An exec team that covers the founders’ blindspots
Once the critical co-founder relationship is sound, the next crucial step is having an all-star executive team around the founders to eliminate their blind spots and complement their skill sets.
A few years ago, there was a promising seed-stage startup with a stellar technical founding team that appeared to be destined for success. Their downfall ended up being the fact that they valued technical talent so far above business skills that they refused to hire anyone with a business or sales skill set. In fact, they acquired a reputation in the market being such product purists that they looked down on anyone with a commercial background. They were of the view that if they built a good product, it would sell itself.
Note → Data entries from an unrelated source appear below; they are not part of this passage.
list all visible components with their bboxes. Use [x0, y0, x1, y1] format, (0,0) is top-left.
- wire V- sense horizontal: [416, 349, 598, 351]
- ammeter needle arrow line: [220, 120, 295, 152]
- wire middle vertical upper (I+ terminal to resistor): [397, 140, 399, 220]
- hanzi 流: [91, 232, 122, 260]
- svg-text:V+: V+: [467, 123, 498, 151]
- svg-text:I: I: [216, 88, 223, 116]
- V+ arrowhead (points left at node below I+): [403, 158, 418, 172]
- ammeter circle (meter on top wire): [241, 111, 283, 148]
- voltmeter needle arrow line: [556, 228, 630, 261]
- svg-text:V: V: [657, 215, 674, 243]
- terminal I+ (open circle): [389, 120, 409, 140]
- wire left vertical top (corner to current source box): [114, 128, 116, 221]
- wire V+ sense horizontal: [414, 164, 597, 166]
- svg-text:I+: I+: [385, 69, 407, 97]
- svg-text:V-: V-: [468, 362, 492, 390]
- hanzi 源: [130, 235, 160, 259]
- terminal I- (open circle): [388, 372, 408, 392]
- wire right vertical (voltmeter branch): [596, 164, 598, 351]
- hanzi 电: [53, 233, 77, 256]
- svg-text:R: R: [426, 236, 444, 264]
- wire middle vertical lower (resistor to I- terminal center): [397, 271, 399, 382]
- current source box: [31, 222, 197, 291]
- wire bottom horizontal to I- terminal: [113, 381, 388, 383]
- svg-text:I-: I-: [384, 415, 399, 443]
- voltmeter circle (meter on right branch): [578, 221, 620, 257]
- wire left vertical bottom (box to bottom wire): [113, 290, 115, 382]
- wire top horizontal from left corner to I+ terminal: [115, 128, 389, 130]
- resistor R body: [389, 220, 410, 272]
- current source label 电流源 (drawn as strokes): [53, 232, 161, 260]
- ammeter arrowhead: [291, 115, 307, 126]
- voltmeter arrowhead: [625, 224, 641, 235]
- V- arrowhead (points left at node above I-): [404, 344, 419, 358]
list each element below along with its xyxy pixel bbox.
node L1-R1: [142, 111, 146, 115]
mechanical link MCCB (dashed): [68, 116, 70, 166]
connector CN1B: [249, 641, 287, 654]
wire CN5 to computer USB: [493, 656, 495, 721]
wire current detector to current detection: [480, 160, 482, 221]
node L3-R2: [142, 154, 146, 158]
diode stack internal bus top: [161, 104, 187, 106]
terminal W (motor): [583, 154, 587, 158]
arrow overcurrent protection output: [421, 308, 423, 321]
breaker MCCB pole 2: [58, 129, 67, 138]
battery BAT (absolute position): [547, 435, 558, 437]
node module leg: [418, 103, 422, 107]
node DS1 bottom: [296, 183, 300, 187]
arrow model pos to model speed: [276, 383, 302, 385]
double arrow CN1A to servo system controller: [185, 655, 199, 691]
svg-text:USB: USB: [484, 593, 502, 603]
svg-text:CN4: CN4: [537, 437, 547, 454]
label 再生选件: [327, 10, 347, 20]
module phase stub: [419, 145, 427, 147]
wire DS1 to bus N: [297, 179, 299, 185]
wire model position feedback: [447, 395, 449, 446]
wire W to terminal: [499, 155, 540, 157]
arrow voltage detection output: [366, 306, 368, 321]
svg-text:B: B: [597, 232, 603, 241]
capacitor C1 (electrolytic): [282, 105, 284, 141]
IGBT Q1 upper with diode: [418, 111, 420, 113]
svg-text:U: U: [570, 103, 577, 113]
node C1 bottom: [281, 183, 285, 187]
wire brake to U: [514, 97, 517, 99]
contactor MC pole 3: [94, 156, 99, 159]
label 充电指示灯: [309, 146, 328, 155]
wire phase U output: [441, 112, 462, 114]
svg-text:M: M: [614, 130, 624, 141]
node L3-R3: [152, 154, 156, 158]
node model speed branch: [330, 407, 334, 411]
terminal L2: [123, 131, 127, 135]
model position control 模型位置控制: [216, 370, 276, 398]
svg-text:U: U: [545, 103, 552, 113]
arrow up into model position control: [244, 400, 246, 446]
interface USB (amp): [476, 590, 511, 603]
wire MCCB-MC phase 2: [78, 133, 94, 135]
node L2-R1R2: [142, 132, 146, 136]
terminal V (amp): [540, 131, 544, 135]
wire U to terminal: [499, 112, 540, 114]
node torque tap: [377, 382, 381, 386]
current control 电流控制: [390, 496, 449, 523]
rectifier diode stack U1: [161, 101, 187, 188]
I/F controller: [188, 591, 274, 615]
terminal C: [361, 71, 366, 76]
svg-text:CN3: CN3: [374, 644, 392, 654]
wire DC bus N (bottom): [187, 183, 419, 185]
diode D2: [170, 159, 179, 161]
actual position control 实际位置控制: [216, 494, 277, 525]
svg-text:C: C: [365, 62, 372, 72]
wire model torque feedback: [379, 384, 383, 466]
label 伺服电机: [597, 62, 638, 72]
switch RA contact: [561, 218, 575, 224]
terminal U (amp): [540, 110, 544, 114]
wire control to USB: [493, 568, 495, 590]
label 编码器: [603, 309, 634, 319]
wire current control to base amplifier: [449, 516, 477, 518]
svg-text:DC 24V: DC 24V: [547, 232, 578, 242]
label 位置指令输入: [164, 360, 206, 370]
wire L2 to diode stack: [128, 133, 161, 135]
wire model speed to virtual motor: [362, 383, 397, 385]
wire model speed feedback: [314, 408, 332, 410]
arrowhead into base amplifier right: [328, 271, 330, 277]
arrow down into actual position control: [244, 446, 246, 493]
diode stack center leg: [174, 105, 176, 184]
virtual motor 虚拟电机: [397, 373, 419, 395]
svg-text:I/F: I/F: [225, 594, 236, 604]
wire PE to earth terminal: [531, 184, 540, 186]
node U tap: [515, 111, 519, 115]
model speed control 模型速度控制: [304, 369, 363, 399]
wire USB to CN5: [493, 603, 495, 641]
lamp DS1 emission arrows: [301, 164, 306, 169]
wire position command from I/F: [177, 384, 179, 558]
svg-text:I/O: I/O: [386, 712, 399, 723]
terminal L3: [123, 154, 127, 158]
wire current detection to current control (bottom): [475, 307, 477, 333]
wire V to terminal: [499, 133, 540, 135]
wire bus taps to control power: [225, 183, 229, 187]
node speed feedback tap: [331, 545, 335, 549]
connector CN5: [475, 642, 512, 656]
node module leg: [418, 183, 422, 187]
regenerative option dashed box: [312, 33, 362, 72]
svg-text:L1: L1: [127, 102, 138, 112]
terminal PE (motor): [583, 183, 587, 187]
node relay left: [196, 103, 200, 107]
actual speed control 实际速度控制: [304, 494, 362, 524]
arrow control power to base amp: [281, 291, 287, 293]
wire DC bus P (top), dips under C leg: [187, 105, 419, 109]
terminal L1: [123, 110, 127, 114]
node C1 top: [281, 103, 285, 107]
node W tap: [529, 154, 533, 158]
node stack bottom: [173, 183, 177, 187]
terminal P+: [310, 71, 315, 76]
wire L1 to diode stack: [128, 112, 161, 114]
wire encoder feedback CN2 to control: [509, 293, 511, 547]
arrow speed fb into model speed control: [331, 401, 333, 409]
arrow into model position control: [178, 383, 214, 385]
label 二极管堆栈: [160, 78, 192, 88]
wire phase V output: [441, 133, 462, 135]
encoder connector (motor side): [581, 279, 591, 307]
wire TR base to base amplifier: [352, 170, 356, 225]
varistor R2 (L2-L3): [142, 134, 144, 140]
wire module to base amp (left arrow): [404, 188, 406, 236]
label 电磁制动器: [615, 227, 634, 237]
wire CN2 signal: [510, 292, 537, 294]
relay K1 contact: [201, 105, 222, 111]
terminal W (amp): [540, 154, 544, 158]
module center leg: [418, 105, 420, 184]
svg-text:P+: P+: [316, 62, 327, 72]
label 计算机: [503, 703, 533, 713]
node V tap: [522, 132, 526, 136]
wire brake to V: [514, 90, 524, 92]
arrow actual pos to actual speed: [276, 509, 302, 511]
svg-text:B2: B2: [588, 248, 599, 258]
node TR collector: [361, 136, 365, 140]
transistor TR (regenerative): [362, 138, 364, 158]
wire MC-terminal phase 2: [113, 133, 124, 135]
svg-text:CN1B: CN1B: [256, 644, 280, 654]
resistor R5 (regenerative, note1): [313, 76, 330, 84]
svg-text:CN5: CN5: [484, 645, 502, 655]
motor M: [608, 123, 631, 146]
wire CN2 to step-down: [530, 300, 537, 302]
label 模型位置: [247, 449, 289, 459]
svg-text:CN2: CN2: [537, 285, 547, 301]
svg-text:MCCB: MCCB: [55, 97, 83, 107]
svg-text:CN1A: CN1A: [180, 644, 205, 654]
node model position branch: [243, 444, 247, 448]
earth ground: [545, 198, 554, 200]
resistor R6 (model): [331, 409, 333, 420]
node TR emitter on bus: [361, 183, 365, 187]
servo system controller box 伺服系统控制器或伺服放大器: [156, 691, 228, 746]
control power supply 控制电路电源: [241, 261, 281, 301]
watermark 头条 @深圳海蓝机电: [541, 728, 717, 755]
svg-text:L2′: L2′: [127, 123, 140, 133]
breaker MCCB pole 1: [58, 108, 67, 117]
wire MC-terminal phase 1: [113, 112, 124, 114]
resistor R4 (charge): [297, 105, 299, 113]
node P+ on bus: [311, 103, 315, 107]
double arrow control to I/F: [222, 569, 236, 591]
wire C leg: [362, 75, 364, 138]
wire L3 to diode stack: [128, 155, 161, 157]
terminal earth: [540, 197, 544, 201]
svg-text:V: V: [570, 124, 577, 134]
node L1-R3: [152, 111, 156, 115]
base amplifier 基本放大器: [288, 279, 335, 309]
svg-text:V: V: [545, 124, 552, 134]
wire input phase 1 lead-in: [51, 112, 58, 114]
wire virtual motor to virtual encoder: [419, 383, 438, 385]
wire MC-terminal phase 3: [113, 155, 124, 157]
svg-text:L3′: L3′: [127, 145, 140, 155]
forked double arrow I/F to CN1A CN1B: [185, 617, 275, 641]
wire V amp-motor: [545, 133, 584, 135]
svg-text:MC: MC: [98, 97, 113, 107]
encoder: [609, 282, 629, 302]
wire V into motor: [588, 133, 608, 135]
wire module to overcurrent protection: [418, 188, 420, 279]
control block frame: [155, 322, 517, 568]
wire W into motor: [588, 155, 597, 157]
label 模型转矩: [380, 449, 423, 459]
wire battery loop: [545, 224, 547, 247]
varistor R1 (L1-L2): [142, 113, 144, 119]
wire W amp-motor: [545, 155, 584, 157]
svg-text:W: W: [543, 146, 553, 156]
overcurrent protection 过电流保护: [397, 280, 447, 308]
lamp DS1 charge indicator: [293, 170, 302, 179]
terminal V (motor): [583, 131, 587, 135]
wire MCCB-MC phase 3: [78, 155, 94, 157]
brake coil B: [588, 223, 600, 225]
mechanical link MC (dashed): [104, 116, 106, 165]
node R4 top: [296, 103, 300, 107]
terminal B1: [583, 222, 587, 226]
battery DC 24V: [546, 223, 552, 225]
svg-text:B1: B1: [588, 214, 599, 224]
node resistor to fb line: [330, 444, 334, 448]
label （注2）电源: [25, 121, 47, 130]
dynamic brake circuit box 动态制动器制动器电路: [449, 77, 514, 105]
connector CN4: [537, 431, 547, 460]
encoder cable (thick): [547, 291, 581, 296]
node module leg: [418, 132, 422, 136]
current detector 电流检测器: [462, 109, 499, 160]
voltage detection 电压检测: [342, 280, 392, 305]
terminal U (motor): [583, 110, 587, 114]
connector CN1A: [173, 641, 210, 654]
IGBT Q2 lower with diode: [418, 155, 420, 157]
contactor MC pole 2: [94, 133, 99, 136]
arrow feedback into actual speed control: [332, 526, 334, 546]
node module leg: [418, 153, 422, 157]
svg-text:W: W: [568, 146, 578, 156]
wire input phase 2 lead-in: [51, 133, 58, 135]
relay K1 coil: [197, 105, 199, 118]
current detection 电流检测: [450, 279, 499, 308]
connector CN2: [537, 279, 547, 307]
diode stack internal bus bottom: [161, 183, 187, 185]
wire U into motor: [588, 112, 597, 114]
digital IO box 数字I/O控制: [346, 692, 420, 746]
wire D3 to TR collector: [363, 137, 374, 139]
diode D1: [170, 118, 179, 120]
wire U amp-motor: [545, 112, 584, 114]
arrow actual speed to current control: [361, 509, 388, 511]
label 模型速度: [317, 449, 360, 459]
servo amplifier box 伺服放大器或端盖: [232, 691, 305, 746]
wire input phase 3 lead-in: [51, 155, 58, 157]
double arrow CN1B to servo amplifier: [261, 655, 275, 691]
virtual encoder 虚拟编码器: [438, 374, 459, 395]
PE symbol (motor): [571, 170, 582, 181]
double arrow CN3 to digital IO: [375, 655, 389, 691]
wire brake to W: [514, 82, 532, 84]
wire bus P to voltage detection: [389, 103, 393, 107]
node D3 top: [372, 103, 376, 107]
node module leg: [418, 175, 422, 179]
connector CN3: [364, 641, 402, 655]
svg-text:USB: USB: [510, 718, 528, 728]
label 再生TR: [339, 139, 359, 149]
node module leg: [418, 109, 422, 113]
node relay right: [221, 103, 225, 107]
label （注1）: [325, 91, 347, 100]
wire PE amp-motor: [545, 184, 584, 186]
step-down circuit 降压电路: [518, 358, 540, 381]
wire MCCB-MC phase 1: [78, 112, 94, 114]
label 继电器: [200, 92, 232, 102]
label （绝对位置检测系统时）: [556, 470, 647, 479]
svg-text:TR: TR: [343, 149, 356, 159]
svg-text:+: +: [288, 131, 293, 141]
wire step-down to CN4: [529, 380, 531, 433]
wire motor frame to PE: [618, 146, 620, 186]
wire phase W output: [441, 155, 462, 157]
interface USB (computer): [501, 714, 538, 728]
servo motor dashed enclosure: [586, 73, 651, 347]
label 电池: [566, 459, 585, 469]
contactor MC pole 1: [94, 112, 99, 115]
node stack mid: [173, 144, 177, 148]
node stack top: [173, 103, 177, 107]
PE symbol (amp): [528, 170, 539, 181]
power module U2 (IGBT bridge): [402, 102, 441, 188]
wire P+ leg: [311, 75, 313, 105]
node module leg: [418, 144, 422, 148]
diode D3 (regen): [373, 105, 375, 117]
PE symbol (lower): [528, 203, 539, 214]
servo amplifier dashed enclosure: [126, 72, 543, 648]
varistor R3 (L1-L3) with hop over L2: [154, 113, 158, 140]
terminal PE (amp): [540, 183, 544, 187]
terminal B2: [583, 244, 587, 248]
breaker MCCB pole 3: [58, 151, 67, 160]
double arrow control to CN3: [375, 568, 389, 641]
Well, they ended up building an incredible product but it proved altogether too sophisticated for most customers. After struggling to find the right go-to-market strategy, they ended up selling early to a platform that took over the core tech and shut down the remaining business.
To be able to attract top talent around themselves, founders need to be self-aware enough to recognize their limitations, humble enough to ask for help where they need it, and secure enough to cede control in those areas.
After a certain stage, it’s not a flex if the founder knows every single fact about their business better than anyone else on the team – rather, it indicates a failure to hire and/or delegate. You can not and should not wear every hat in your company because that isn’t a scalable mode of operation.
FTX has become a cautionary tale of what such a failure of leadership can look like at grand scale. At FTX, not only did senior leaders lack relevant experience for the roles they occupied (failure of hiring), none of them were empowered to challenge the CEO (failure of delegation). It was a one-man show with no checks or balances — no wonder it ran into issues at scale.
On a more positive note, if we look back at the corporate history of Google, we see a founding team that recognized and accounted for the limits of their skill set. As Google grew, Larry Page and Sergey Brin, who themselves come from a technical background, understood the need to bring in external leadership to manage the growing company and brought on Eric Schmidt as CEO in 2001.This decision was crucial in transitioning Google from a startup to a global tech leader. The team that gets you to one stage isn’t necessarily the one that will bring you to the next.
Team dynamics: the first factor on every investor’s checklist
With increasing capital fueling the venture capital machine, any promising idea instantly attracts at least five competent, hungry teams that all raise seed rounds in a relatively tight window and fight to become the market leader in a space. At the point of inception, the key thing investors are betting on is the founding team, the atomic unit of innovation at any venture. We’re looking for those who have the technical skill set to go from 0 to 1 and the emotional maturity to scale from 1 to 100.
Ultimately, the story at the heart of technological progress is a very human one.
It is a story not just of product innovation or market disruption, but of human relationships, ambitions, and frailties. The co-founder relationship, akin to a marital bond, requires trust, respect, and a clear division of roles to thrive. The executive team, much like a family unit, must complement each other, covering blind spots and building on each other's strengths. This human element is the real crucible where the fate of a startup is forged. Success looks like a low-ego, high-output team with diversity of thought, unity of purpose, and clarity of roles, transcending individual limitations to achieve collective excellence.